Desenvolvimento do Nordeste será debatido no Senado

Debate visará avaliar, dentre outros aspectos, a atuação de instituições com a SUDENE, o Banco do Nordeste e o BNDES.

O senador César Borges (PR-BA) anunciou ontem (19) que a Comissão de Desenvolvimento Regional e Turismo (CDR) do Senado, da qual é presidente em exercício, fará um ciclo de debates sobre o desenvolvimento da região Nordeste, visando avaliar a atuação de instituições como a SUDENE, o Banco do Nordeste e BNDES. A decisão de César Borges atendeu sugestão do senador Tasso Jereissati (PSDB-CE), que pediu para que coordenasse no Senado um ciclo de debates sobre o Nordeste.
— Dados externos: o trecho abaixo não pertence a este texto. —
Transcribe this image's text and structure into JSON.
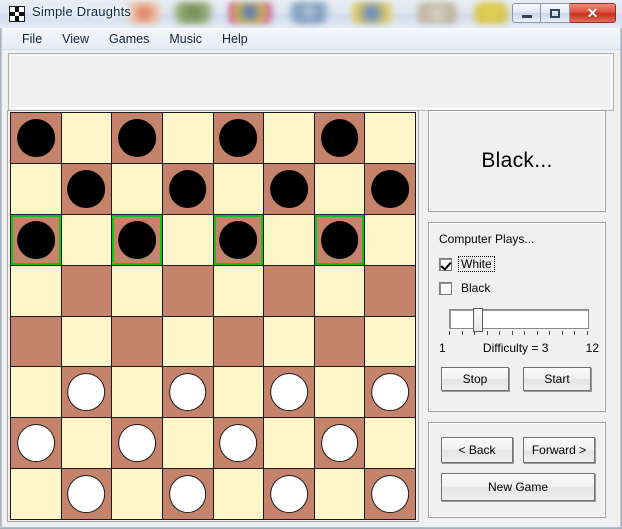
{
  "window": {
    "title": "Simple Draughts",
    "icon": "checkerboard-icon",
    "minimize_label": "",
    "maximize_label": "",
    "close_label": "✕"
  },
  "menu": {
    "items": [
      {
        "label": "File"
      },
      {
        "label": "View"
      },
      {
        "label": "Games"
      },
      {
        "label": "Music"
      },
      {
        "label": "Help"
      }
    ]
  },
  "status": {
    "text": "Black..."
  },
  "computer_plays": {
    "title": "Computer Plays...",
    "options": [
      {
        "label": "White",
        "checked": true,
        "focused": true
      },
      {
        "label": "Black",
        "checked": false,
        "focused": false
      }
    ]
  },
  "difficulty": {
    "min_label": "1",
    "max_label": "12",
    "value_label": "Difficulty = 3",
    "value": 3,
    "min": 1,
    "max": 12,
    "tick_count": 12
  },
  "controls": {
    "stop_label": "Stop",
    "start_label": "Start",
    "back_label": "< Back",
    "forward_label": "Forward >",
    "new_game_label": "New Game"
  },
  "colors": {
    "light_square": "#fcf6c8",
    "dark_square": "#c4836a",
    "black_piece": "#000000",
    "white_piece": "#ffffff",
    "highlight": "#16c116",
    "close_button": "#c62f1c"
  },
  "board": {
    "rows": 8,
    "cols": 8,
    "cells": [
      [
        {
          "shade": "dark",
          "piece": "black",
          "highlight": false
        },
        {
          "shade": "light",
          "piece": null,
          "highlight": false
        },
        {
          "shade": "dark",
          "piece": "black",
          "highlight": false
        },
        {
          "shade": "light",
          "piece": null,
          "highlight": false
        },
        {
          "shade": "dark",
          "piece": "black",
          "highlight": false
        },
        {
          "shade": "light",
          "piece": null,
          "highlight": false
        },
        {
          "shade": "dark",
          "piece": "black",
          "highlight": false
        },
        {
          "shade": "light",
          "piece": null,
          "highlight": false
        }
      ],
      [
        {
          "shade": "light",
          "piece": null,
          "highlight": false
        },
        {
          "shade": "dark",
          "piece": "black",
          "highlight": false
        },
        {
          "shade": "light",
          "piece": null,
          "highlight": false
        },
        {
          "shade": "dark",
          "piece": "black",
          "highlight": false
        },
        {
          "shade": "light",
          "piece": null,
          "highlight": false
        },
        {
          "shade": "dark",
          "piece": "black",
          "highlight": false
        },
        {
          "shade": "light",
          "piece": null,
          "highlight": false
        },
        {
          "shade": "dark",
          "piece": "black",
          "highlight": false
        }
      ],
      [
        {
          "shade": "dark",
          "piece": "black",
          "highlight": true
        },
        {
          "shade": "light",
          "piece": null,
          "highlight": false
        },
        {
          "shade": "dark",
          "piece": "black",
          "highlight": true
        },
        {
          "shade": "light",
          "piece": null,
          "highlight": false
        },
        {
          "shade": "dark",
          "piece": "black",
          "highlight": true
        },
        {
          "shade": "light",
          "piece": null,
          "highlight": false
        },
        {
          "shade": "dark",
          "piece": "black",
          "highlight": true
        },
        {
          "shade": "light",
          "piece": null,
          "highlight": false
        }
      ],
      [
        {
          "shade": "light",
          "piece": null,
          "highlight": false
        },
        {
          "shade": "dark",
          "piece": null,
          "highlight": false
        },
        {
          "shade": "light",
          "piece": null,
          "highlight": false
        },
        {
          "shade": "dark",
          "piece": null,
          "highlight": false
        },
        {
          "shade": "light",
          "piece": null,
          "highlight": false
        },
        {
          "shade": "dark",
          "piece": null,
          "highlight": false
        },
        {
          "shade": "light",
          "piece": null,
          "highlight": false
        },
        {
          "shade": "dark",
          "piece": null,
          "highlight": false
        }
      ],
      [
        {
          "shade": "dark",
          "piece": null,
          "highlight": false
        },
        {
          "shade": "light",
          "piece": null,
          "highlight": false
        },
        {
          "shade": "dark",
          "piece": null,
          "highlight": false
        },
        {
          "shade": "light",
          "piece": null,
          "highlight": false
        },
        {
          "shade": "dark",
          "piece": null,
          "highlight": false
        },
        {
          "shade": "light",
          "piece": null,
          "highlight": false
        },
        {
          "shade": "dark",
          "piece": null,
          "highlight": false
        },
        {
          "shade": "light",
          "piece": null,
          "highlight": false
        }
      ],
      [
        {
          "shade": "light",
          "piece": null,
          "highlight": false
        },
        {
          "shade": "dark",
          "piece": "white",
          "highlight": false
        },
        {
          "shade": "light",
          "piece": null,
          "highlight": false
        },
        {
          "shade": "dark",
          "piece": "white",
          "highlight": false
        },
        {
          "shade": "light",
          "piece": null,
          "highlight": false
        },
        {
          "shade": "dark",
          "piece": "white",
          "highlight": false
        },
        {
          "shade": "light",
          "piece": null,
          "highlight": false
        },
        {
          "shade": "dark",
          "piece": "white",
          "highlight": false
        }
      ],
      [
        {
          "shade": "dark",
          "piece": "white",
          "highlight": false
        },
        {
          "shade": "light",
          "piece": null,
          "highlight": false
        },
        {
          "shade": "dark",
          "piece": "white",
          "highlight": false
        },
        {
          "shade": "light",
          "piece": null,
          "highlight": false
        },
        {
          "shade": "dark",
          "piece": "white",
          "highlight": false
        },
        {
          "shade": "light",
          "piece": null,
          "highlight": false
        },
        {
          "shade": "dark",
          "piece": "white",
          "highlight": false
        },
        {
          "shade": "light",
          "piece": null,
          "highlight": false
        }
      ],
      [
        {
          "shade": "light",
          "piece": null,
          "highlight": false
        },
        {
          "shade": "dark",
          "piece": "white",
          "highlight": false
        },
        {
          "shade": "light",
          "piece": null,
          "highlight": false
        },
        {
          "shade": "dark",
          "piece": "white",
          "highlight": false
        },
        {
          "shade": "light",
          "piece": null,
          "highlight": false
        },
        {
          "shade": "dark",
          "piece": "white",
          "highlight": false
        },
        {
          "shade": "light",
          "piece": null,
          "highlight": false
        },
        {
          "shade": "dark",
          "piece": "white",
          "highlight": false
        }
      ]
    ]
  }
}
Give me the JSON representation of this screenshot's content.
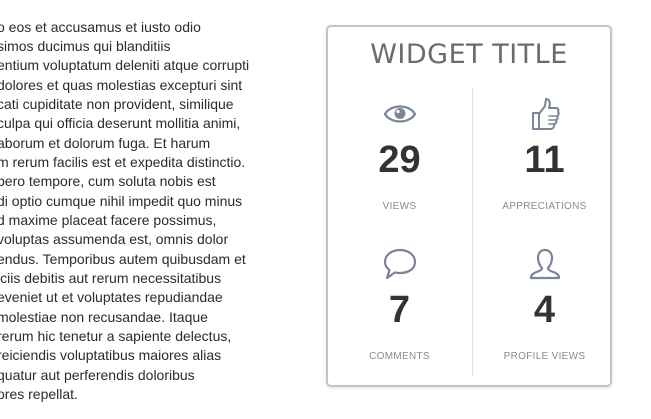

César Borges aproveitou a votação do PLC 14/2007, que inclui municípios do Ceará na área de atuação da Codevasf – Companhia de Desenvolvimento dos Vales do São Francisco e Parnaíba -, para defender o fortalecimento do órgão.  Ele lembrou que a Codevasf sofre do que chama “soluços orçamentários”, recursos ocasionais liberados pelo governo, mas sem a necessária continuidade. “A atuação da Codevasf é marcante no Nordeste, mas faltam os instrumentos para uma atuação mais abrangente”, afirmou.

O senador Tasso Jereissati sugeriu que César Borges liderasse um ciclo de debates sobre o desenvolvimento do Nordeste. “Sua liderança seria fundamental, como vice-presidente da comissão, e com seus conhecimentos profundos que tem sobre a região Nordeste, para viabilizar e coordenar estes eventos”, argumentou. Tasso Jereissati disse ainda que o Nordeste e seus problemas de desenvolvimento “saíram da agenda do Senado, da agenda nacional e da própria agenda do governo federal”.

A realização dos debates, conforme César Borges, dará a oportunidade para o Senado e o governo federal reavaliarem organismos de desenvolvimento regional como a SUDENE, o BNDES, o Banco do Nordeste e a própria Codevasf. “Estas entidades foram criadas em outro momento, e todas têm que ter seu papel atualizado para o momento em que vivemos”, defendeu. O senador lembrou que a Bahia tem vários projetos de irrigação com a implantação em ritmo lento, e cobrou celeridade nas obras.